Lore, History, and Traditions
Bunnyman Bridge
Bunnyman (aka Bunny Man) Bridge is a small, one-lane underpass in Clifton, VA. Also called the Colchester Overpass, this graffiti-covered bridge is associated with the legend of Bunnyman (a man in a white bunny costume with a hatchet).
The legend is rooted in two incidents reported to Fairfax County police (both in 1970):
- A couple reported that a man in a bunny suit yelled at them for trespassing and threw a hatchet into the passenger window of their car.
- A man spotted someone in a bunny outfit chopping at a porch railing outside an unfinished home with a hatchet who threatened his life for trespassing.

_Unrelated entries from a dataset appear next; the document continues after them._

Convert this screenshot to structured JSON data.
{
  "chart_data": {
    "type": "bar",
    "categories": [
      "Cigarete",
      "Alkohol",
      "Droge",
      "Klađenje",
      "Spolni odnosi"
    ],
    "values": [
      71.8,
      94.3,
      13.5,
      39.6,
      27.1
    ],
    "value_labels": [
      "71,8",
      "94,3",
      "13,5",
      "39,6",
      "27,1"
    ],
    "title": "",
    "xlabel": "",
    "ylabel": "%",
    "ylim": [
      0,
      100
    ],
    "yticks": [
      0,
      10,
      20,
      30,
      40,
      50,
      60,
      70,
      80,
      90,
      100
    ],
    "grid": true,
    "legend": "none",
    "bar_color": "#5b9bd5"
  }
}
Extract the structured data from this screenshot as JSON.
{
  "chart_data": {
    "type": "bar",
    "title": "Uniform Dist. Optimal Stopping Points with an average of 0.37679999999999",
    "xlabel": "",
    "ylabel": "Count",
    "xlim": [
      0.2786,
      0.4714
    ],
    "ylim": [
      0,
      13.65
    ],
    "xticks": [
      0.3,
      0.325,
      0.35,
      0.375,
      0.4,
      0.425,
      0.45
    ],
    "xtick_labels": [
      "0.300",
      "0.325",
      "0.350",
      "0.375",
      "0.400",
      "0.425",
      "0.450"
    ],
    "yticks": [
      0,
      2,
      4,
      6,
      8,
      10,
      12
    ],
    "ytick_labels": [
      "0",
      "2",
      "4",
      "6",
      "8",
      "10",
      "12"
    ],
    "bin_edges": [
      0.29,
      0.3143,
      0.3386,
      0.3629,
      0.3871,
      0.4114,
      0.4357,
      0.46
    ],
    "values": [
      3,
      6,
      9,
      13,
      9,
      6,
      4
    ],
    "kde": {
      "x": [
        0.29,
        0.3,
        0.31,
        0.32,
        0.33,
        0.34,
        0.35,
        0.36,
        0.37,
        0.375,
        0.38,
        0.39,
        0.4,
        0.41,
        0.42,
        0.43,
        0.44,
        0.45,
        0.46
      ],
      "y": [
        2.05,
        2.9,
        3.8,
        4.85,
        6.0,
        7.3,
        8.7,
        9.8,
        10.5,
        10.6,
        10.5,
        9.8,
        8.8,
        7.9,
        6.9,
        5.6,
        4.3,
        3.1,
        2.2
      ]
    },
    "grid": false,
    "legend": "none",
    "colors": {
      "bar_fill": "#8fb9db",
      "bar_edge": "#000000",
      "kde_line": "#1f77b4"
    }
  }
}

The Bunny Man was never caught.
When I was growing up (in the 90s), I heard the story that he was a convict escaped from "the old Lorton Prison" who escaped and murdered young couples who snuck out to the overpass to make out. The ghost of Bunnyman can be seen on Halloween night when a full moon lights the overpass bright enough to show his shadow. In 1999, the Castle of Spirits website posted a new angle on the story, claiming that the Clifton Bunny Man was an escaped convict who committed a series of murder in/around the area.
I've since heard him described as a violent mental patient whose bus crashed near the area. He took refuge in the woods, killing and eating rabbits for sustenance. People would find the remains hanging from the trees. However, the Lorton Reformatory was known for horrific treatment of prisoners and there are many haunted tales from its cells, and the Castle of Spirits story didn't have any truth in it, so the escaped convict story seemed more believable. Still, it's cool to follow an urban legend from newspapers to oral tradition to a website and back into stories for kids at school.